Back in the day, scanners were a bit more expensive, so I tried VueScan and I’ve been a user ever since.
Why? VueScan often produces better looking images than the software supplied by the scanner manufacturer.
Is that possible? It’s just light, right? It’s just driver software, right? Wrong.
If I believed in magic, I’d swear that Ed Hamrick has some sprinkled into VueScan. Scanning good images has a lot more going on under the hood (literally) than we understand, considering the price of most scanners.
First, VueScan is painfully easy for those of us into casual scanning lifestyle (always practice safe scanning). A few clicks gets you into features you never knew existed on your scanner.
In fact, VueScan often unlocks features in a scanner not evident with the manufacturer’s scanner software.
The proof, as they say, is in the taste of the pudding, so your mileage may vary (don’t you love how easy it is to mix metaphors in English and still make it come out right?).
SInce you can download and try VueScan, do so. It’s a simple install, and you’re not likely to damage anything on your Mac. Oh, speaking of Macs, VueScan also does Windows. And Linux.
Most of us purchase scanners from HP, Epson, or Canon. Remarkably, there are just under a gazillion scanner models on the market, many from other manufacturers other than the big three.
Even Apple had a scanner years ago. VueScan will make it work again. There’s also scanners from Agfa, Kodak, Linotype-Hell, Minolta, PIE, Polaroid, UMAX, and some I can’t pronounce.
VueScan makes them work again on Mac OS X. Many older scanners pre-date USB and Firewire connections, in lieu of SCSI. VueScan works with most USB to SCSI converters (sorry, no wireless or parallel).
All total, as of the latest VueScan update, there’s support for over 500 scanners and nearly 200 digital camera RAW files.
And speaking of VueScan updates, there’s one about every week. Seriously.
What do you get with VueScan? First, a better interface. You’ll see. It’s simple, straightforward, and the myriad of features available for many scanners are just a click or two away.
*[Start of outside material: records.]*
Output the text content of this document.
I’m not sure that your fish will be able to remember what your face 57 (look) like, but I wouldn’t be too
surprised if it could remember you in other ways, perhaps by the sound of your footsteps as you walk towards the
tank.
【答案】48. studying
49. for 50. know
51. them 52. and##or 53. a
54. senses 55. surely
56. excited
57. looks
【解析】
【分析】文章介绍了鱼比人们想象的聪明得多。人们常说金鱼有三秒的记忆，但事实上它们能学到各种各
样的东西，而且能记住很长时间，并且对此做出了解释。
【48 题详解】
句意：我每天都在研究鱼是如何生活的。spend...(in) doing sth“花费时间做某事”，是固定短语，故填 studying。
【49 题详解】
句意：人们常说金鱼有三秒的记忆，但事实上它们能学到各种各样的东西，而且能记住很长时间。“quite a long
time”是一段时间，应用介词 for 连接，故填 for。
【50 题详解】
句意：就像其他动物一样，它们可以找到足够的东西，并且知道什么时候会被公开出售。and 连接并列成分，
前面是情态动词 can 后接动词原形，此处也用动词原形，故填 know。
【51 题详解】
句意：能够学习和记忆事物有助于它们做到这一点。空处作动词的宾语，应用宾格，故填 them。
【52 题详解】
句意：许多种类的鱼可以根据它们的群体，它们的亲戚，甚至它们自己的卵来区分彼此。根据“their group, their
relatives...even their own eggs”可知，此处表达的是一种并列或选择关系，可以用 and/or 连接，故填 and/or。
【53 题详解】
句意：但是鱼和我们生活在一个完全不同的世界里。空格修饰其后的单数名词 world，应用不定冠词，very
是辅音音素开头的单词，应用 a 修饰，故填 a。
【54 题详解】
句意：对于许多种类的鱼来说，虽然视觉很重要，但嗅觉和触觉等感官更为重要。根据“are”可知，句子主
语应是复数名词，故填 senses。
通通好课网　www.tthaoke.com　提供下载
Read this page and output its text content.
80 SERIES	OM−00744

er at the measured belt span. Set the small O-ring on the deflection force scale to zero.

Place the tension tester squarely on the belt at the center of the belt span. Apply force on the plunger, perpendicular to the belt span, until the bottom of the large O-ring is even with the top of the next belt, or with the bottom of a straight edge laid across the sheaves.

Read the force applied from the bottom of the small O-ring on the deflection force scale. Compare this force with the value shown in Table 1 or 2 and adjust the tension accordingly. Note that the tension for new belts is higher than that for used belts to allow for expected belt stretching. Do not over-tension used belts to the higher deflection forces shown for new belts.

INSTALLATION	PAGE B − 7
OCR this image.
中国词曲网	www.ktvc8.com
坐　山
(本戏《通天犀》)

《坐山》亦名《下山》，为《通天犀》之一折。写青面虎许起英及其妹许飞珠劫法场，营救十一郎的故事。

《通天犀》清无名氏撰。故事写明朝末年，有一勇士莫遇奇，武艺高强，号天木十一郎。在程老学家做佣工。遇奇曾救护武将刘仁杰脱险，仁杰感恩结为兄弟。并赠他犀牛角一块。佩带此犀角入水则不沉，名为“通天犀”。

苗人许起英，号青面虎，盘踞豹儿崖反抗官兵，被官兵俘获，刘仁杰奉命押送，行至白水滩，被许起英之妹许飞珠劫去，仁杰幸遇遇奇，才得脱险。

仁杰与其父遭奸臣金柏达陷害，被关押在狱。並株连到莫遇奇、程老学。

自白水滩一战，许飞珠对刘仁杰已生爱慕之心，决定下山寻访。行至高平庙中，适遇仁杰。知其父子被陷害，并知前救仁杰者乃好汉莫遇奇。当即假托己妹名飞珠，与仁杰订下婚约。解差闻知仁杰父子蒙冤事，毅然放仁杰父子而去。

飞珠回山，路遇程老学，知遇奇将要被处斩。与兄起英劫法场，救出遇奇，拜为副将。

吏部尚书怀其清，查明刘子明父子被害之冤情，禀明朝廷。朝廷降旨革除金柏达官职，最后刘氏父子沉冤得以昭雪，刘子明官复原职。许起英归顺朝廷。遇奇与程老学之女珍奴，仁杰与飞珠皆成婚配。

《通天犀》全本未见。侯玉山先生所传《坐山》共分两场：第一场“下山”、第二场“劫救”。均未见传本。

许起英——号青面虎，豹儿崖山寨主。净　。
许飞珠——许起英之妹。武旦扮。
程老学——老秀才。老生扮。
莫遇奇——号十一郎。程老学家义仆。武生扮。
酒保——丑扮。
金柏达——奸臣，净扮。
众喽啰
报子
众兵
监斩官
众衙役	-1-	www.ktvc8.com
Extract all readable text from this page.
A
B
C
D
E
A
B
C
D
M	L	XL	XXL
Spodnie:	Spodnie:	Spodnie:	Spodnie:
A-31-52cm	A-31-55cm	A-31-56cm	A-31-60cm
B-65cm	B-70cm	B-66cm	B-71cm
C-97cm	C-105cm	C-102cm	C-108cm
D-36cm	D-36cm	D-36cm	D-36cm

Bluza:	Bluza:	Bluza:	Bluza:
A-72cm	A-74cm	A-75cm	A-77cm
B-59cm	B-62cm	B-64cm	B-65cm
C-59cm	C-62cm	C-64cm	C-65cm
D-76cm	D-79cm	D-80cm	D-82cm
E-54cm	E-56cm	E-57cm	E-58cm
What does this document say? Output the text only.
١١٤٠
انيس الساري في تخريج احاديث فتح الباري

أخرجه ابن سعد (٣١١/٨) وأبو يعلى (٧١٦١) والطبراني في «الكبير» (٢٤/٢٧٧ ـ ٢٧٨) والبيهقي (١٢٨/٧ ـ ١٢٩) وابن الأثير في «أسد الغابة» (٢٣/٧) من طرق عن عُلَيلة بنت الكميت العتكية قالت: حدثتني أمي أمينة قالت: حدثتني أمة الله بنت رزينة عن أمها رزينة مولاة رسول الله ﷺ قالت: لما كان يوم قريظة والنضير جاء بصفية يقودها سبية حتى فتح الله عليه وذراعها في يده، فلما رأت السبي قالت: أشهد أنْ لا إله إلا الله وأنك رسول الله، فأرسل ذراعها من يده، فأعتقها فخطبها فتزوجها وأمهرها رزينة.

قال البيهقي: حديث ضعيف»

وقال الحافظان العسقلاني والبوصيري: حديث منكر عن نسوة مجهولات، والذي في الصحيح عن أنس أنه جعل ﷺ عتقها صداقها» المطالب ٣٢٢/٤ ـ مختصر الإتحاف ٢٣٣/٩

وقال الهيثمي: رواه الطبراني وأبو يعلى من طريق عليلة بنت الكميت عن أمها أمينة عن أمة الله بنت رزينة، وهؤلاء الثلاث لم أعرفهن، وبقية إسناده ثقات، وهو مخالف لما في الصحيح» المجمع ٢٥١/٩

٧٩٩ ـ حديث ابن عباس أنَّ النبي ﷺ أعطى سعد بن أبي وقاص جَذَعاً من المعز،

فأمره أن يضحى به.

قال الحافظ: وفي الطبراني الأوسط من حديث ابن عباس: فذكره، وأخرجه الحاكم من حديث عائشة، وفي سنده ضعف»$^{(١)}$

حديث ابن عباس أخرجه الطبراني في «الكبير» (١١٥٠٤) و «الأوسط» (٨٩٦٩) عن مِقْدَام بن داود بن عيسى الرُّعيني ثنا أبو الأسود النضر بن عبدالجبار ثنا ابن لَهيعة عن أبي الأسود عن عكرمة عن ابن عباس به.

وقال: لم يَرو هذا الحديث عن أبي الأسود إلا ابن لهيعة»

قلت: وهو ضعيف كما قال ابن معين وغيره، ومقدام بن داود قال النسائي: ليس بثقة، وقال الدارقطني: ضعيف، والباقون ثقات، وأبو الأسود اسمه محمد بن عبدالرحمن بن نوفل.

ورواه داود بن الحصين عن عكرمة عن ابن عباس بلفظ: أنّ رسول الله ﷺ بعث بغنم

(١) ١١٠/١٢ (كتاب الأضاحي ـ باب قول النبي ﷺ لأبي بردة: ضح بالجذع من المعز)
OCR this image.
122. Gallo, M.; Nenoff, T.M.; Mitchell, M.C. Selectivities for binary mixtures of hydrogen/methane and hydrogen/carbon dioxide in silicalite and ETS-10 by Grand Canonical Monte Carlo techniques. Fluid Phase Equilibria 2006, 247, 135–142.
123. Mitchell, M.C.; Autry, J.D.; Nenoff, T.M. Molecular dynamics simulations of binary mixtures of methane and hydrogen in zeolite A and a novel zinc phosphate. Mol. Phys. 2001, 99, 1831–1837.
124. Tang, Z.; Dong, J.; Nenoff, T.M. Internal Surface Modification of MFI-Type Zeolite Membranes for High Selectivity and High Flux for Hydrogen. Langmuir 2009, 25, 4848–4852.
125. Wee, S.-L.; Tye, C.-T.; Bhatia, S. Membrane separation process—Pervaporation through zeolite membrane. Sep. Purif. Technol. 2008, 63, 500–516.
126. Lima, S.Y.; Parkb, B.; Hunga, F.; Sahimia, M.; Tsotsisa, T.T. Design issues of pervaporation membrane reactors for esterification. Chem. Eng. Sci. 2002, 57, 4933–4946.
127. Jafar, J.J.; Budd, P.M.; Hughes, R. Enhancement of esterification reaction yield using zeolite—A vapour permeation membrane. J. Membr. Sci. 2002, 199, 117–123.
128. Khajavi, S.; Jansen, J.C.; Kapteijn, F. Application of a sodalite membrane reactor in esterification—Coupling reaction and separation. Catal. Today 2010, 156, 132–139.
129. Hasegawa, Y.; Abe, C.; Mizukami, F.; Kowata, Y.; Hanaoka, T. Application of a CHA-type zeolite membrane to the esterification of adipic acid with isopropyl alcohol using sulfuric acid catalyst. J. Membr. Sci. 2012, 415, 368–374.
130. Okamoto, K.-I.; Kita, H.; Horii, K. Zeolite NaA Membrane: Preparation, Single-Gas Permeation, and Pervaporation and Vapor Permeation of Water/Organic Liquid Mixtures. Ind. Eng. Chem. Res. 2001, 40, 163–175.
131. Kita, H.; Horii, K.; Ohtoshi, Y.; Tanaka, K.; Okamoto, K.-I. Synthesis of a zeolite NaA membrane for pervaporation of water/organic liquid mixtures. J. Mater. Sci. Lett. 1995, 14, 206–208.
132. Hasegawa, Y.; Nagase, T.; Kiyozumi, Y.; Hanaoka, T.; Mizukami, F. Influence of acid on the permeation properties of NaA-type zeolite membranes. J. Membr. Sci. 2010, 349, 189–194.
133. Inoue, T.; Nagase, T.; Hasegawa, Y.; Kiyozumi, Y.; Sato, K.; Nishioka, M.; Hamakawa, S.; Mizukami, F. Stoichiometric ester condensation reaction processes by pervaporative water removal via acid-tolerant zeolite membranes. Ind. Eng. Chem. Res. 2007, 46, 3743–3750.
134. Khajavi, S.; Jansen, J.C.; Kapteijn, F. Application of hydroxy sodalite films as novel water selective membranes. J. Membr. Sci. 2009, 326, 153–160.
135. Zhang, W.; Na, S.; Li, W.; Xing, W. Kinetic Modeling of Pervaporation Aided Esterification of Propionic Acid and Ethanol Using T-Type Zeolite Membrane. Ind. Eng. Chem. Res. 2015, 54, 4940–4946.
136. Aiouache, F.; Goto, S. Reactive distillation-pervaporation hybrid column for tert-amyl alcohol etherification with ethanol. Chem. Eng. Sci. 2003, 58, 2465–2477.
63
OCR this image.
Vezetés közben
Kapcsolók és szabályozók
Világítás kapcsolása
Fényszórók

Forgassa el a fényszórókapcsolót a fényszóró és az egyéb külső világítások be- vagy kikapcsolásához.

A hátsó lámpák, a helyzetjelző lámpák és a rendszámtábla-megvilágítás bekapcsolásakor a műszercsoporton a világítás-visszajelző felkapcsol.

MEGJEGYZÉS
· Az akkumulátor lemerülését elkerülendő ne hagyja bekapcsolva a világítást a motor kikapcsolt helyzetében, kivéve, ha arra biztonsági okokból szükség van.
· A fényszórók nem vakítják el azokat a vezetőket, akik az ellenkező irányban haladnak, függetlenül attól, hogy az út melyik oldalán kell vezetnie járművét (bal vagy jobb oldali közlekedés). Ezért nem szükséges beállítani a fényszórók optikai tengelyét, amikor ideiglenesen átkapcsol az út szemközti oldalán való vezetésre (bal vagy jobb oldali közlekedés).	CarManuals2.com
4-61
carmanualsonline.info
Second, VueScan often produces superior scans with the same hardware. That’s the part you get to try on your own.
What is there to gripe about with VueScan? Back when I bought VueScan, there was a single price. Now there are two. The standard edition price is $49.95, and the professional edition is $89.95.
My rub is that the standard edition includes free upgrades for a year, while the pro edition is forever.
The pro edition has a few extra features, including ICC profiles and color spaces, IT8 color calibration, and can create raw scan files. And you get unlimited upgrades.
I could say more. More about the simple interface, more about all the extra features that will show up on your scanner, more about the quality of the scanned images. But why. Remember, the proof is in the taste of the pudding, so taste VueScan yourself.